Putinism faces another crisis

The murder of Boris Nemtsov is beginning to look like a catalyst for some significant upheaval in Russia. 

The arrest of Chechen suspects initially looked like a lazy round up of the "usual suspects". 

However it quickly became clear that the individuals detained by the FSB were not just ordinary Chechens but significant figures, very close to the Chechen strongman, Ramzan Kadyrov, who has enjoyed special privileges both in his home patch, but also across Russia, including Moscow. Privileges which were, of course, granted by Putin.

The fact that the head of the FSB personally announced the arrests -a very unusual thing for him to do- suggests a major split between two of the critical pillars of Putinism: The FSB and Kadyrov's Chechens.

This is now a major headache for Putin.

At other crisis points -the Kursk disaster springs to mind- he has dropped out of sight and then returned, usually with increasing levels of ruthlessness, and, amid swirling rumours, that seems to be what he is doing now: he has not been seen in public for several days.
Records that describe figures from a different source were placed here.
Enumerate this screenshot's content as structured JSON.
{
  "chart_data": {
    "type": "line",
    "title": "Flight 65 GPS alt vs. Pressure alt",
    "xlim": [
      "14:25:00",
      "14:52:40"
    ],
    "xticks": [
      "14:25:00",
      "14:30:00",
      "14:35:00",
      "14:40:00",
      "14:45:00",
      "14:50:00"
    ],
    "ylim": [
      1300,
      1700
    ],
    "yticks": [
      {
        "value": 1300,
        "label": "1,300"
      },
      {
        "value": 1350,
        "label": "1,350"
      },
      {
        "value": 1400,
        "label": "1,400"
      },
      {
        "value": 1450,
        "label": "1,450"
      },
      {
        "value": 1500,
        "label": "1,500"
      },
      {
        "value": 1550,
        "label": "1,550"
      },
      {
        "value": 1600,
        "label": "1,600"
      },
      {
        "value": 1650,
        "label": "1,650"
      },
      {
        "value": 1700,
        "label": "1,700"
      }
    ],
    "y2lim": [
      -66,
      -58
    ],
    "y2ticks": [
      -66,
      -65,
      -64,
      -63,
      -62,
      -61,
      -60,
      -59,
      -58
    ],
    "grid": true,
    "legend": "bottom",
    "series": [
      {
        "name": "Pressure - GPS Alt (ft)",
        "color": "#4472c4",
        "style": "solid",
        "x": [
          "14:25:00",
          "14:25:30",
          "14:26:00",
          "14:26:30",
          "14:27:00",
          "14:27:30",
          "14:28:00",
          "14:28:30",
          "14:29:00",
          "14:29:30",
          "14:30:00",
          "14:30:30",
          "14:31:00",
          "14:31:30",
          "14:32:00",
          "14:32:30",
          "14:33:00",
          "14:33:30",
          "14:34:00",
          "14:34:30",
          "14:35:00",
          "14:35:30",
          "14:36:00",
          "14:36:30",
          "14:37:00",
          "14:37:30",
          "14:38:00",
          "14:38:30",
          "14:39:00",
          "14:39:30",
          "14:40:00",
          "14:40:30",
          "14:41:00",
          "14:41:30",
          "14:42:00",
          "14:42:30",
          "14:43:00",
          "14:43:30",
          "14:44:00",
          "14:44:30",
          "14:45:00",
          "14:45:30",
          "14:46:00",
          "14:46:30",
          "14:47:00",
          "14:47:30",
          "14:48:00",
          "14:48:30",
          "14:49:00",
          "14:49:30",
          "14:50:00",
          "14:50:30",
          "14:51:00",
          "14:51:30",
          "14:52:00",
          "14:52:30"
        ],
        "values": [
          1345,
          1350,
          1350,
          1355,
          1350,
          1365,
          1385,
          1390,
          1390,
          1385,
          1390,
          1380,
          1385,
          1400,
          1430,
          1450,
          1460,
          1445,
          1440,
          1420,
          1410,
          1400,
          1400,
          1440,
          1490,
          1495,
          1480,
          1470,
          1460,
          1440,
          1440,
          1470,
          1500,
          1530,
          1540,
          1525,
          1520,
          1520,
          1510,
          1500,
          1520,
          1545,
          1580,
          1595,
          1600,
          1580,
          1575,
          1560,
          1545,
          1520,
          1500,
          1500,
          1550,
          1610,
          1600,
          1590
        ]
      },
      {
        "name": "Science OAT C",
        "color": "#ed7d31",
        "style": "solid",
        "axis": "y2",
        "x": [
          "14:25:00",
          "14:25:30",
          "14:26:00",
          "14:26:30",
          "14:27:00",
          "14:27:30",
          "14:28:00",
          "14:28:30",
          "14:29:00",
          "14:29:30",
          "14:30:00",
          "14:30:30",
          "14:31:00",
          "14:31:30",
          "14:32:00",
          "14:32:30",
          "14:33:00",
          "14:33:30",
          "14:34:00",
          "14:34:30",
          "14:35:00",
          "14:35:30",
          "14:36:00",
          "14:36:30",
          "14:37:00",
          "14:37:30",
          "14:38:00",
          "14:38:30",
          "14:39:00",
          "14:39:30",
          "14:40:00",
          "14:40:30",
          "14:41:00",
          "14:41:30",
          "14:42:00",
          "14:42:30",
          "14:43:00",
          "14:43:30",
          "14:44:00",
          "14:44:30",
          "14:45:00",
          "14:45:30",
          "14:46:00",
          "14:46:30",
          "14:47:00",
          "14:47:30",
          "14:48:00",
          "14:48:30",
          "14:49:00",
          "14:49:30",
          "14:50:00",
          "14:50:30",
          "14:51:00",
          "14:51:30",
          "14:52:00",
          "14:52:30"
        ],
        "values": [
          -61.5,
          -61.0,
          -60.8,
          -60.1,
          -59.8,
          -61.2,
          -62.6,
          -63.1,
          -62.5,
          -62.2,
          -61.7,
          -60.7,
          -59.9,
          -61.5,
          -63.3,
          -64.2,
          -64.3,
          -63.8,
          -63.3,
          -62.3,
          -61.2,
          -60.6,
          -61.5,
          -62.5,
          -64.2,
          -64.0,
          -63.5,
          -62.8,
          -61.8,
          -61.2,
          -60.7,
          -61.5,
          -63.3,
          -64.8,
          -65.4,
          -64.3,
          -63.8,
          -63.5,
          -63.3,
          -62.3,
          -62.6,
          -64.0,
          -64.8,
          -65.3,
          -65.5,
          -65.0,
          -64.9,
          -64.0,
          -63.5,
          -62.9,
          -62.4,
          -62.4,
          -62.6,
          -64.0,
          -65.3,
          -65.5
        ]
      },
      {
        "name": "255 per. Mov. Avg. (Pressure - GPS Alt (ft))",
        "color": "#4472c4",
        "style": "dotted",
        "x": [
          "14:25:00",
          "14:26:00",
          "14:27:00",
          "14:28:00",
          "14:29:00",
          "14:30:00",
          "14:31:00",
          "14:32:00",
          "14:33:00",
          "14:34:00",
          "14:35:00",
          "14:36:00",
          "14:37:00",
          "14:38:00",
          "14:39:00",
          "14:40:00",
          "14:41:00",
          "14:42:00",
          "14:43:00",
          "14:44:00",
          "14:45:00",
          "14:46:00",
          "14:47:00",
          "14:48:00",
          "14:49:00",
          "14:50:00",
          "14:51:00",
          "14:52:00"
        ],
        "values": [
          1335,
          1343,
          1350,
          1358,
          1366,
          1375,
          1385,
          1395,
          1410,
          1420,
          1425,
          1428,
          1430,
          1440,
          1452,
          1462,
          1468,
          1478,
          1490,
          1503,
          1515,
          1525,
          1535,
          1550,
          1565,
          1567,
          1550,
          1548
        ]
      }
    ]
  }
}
However, Andrei Ilarionov, who has a track record of being a very well informed Kremlinologist, suggests that Putin is facing a direct and personal challenge to his authority, and that even a Palace coup is now a real prospect, with the ouster of Dimitri Medvedev as Prime Minister and his replacement by a figure closer to the FSB. This would matter intensely, since the PM is the designated successor if the President steps down or is removed from office.   

Clearly the removal of Medvedev has been a possibility for some time now, but Putin knows he must tread exceptionally carefully in his choice of successor, and even more carefully if the FSB and the Chechens are now on a collision course.

So in addition to the international pressure on the Russian leader, it now seems that internal pressure from the regime itself is making itself felt.

Late stage Putinism is at a crossroads this weekend. It may be that Putin is indeed facing real pressure from the hardline Russian nationalist tinged FSB leadership. Yet to concede to their demands could destroy the delicate balance that has been struck, not only with the Chechens, but also the many other nationalities of Russia, such as the Tartars, which risks destroying Russia as we have known it. On the other hand, failing to deal with the murder of Nemtsov could lead to a St Valentine's Day Massacre of the leadership as the different oligarchs panic over their own position. Wild rumours of the arrest of Sechin seem wide of the mark, but there are any number of strange stories in Moscow these days- and not just the tosh put out by Dimitri- the "Mouth of Sauron"- Peshkov.

Clearly Putin is in a very real mess, it is no wonder he has gone to ground. He must resurface to meet the Krygyz President on Monday- and a failure to do so could create a rumour firestorm. By that time he must have worked out a new domestic balance, and a failure to do that could make his life very dangerous indeed.